The public deserved better from Florida's senator at Wednesday's Republican debate.
Instead, Rubio dodged the concern-- expressed by this editorial board-- about his poor Senate attendance record, the worst of anybody's. Neither did he address our call for him to resign rather than continue to leave one of Florida's two Senate seats mostly vacant as he campaigns for the presidency over the next year.
Instead, he smiled and said: "I read that editorial today with great amusement. It's actually evidence of the bias that exists in the American media."
As proof, Rubio noted that the Sun Sentinel hadn't called for then-Sens.
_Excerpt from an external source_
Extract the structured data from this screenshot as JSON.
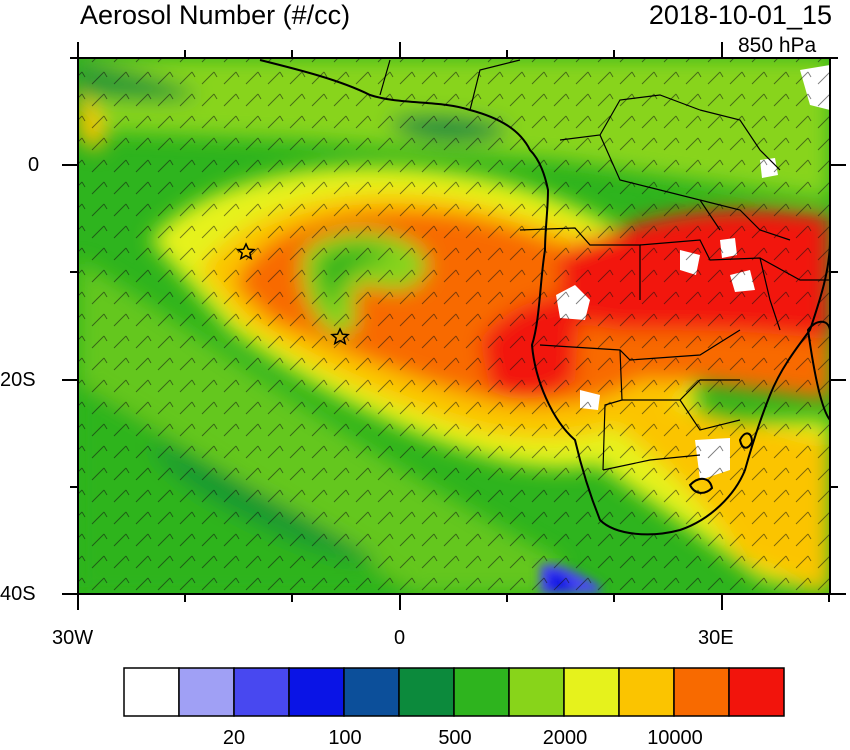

Barack Obama and John Kerry to resign when they chalked up even worse attendance records while running for president.
While surprised to hear Rubio put himself in the same league as Obama and Kerry, we'd point out that Obama and Kerry were not our senators, and we don't recall them saying they hated their jobs in the Senate.
Rubio, on the other hand, is our senator. And as such, he is accountable to Florida voters.
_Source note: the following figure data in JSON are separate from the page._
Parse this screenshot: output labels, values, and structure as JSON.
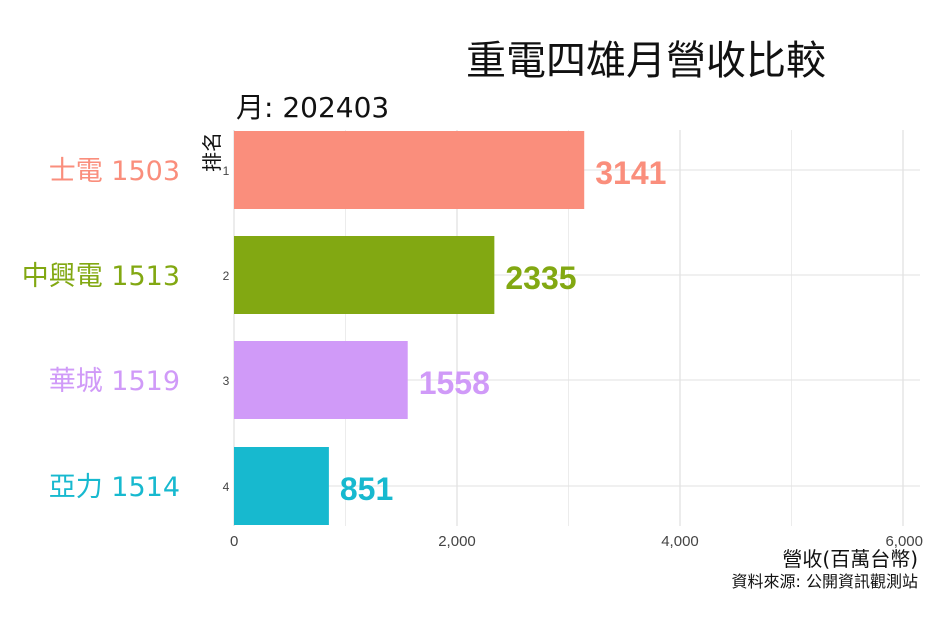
{
  "header": {
    "title": "重電四雄月營收比較",
    "subtitle": "月: 202403"
  },
  "footer": {
    "source": "資料來源: 公開資訊觀測站"
  },
  "chart_data": {
    "type": "bar",
    "orientation": "horizontal",
    "title": "重電四雄月營收比較",
    "subtitle": "月: 202403",
    "xlabel": "營收(百萬台幣)",
    "ylabel": "排名",
    "xlim": [
      0,
      6000
    ],
    "x_ticks": [
      0,
      2000,
      4000,
      6000
    ],
    "x_tick_labels": [
      "0",
      "2,000",
      "4,000",
      "6,000"
    ],
    "grid": true,
    "legend": "none",
    "categories": [
      "士電 1503",
      "中興電 1513",
      "華城 1519",
      "亞力 1514"
    ],
    "ranks": [
      "1",
      "2",
      "3",
      "4"
    ],
    "values": [
      3141,
      2335,
      1558,
      851
    ],
    "value_labels": [
      "3141",
      "2335",
      "1558",
      "851"
    ],
    "colors": [
      "#fa8e7c",
      "#82a812",
      "#d09af8",
      "#17b9cf"
    ]
  }
}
...[E]ever since he got to Washington, it seems Rubio has been running for higher office. Almost immediately, he authored a book to introduce himself to the nation. And after demonstrating the courage to sponsor a bill that would comprehensively reform our nation's immigration law-- his lone signature piece of legislation-- he backed off, because of politics.
Now, Rubio says he finds the Senate frustrating, that our nation's greatest deliberative chamber moves too slowly and that he wants out. Instead, he says he wants to be president because he could make change happen faster.
But here's a question to consider: If Rubio found his Senate job so frustrating that he almost immediately backed off his promises, what's to say history won't repeat itself if he were to win the White House?
Look, we're all frustrated by the dysfunction in Washington. But on the night he won a three-way race for the Senate, Rubio promised Floridians it was "a second chance for Republicans to be what they said they were going to be."
Rubio said he was going to fight for us and heaven knows, we've got big issues that need attention. But because he is off and running for the presidency, we find it incredibly hard to get Rubio's ear. The people of Florida, who know him best, deserve better.
If Rubio wants to be president, he should go for it, give it all he's got, full steam ahead. But the demands of the presidential campaign have proven too great for him to do his day job.
Given that, Rubio should resign his Senate and let our governor appoint someone who has the time and desire to not only serve constituents, but to attend the committee hearings, the intelligence briefings, and yes, the floor votes on the big challenges facing our nation.
[I]t’s Rubio’s block grant idea that really gives the game away, signaling how superficial is his concern for America’s downtrodden and how thin is his knowledge of public policy intended to combat poverty. Block-granting the welfare state is an old, old idea and one of the reasons it hasn’t been able to catch on as much as conservatives would like is because, well, it doesn’t work. States don’t use their no-strings-attached funding to innovate, it turns out. Often, they just spend it on someone else (ideally, someone who might vote for them during the next election).
So Rubio’s wonk résumé is about as paltry as Ryan’s. Both men are essentially pushing the same policies that have dominated the GOP since the Reaganite ’80s and both men are mostly able to obscure this by relying on the press’s ingrained desire to find a wonky conservative for “balance.” Both men are also good talkers-- better than even most politicians-- who know that a largely innumerate political press is easily impressed by a confident-sounding sale featuring charts and graphs (which they usually don’t understand).
Yet, crucially, neither man is patently embarrassing. And, to Brooks, appearances ultimately matter more than anything else. “Voters don’t have to know the details of their nominee’s agenda,” he writes, “but they have to know that the candidate is capable of having an agenda.” Rubio and Ryan seem like they’re capable of speaking at length in coherent and connected sentences. For the Times pundit who rocketed to fame in part by celebrating George W. Bush, that is, evidently, more than enough.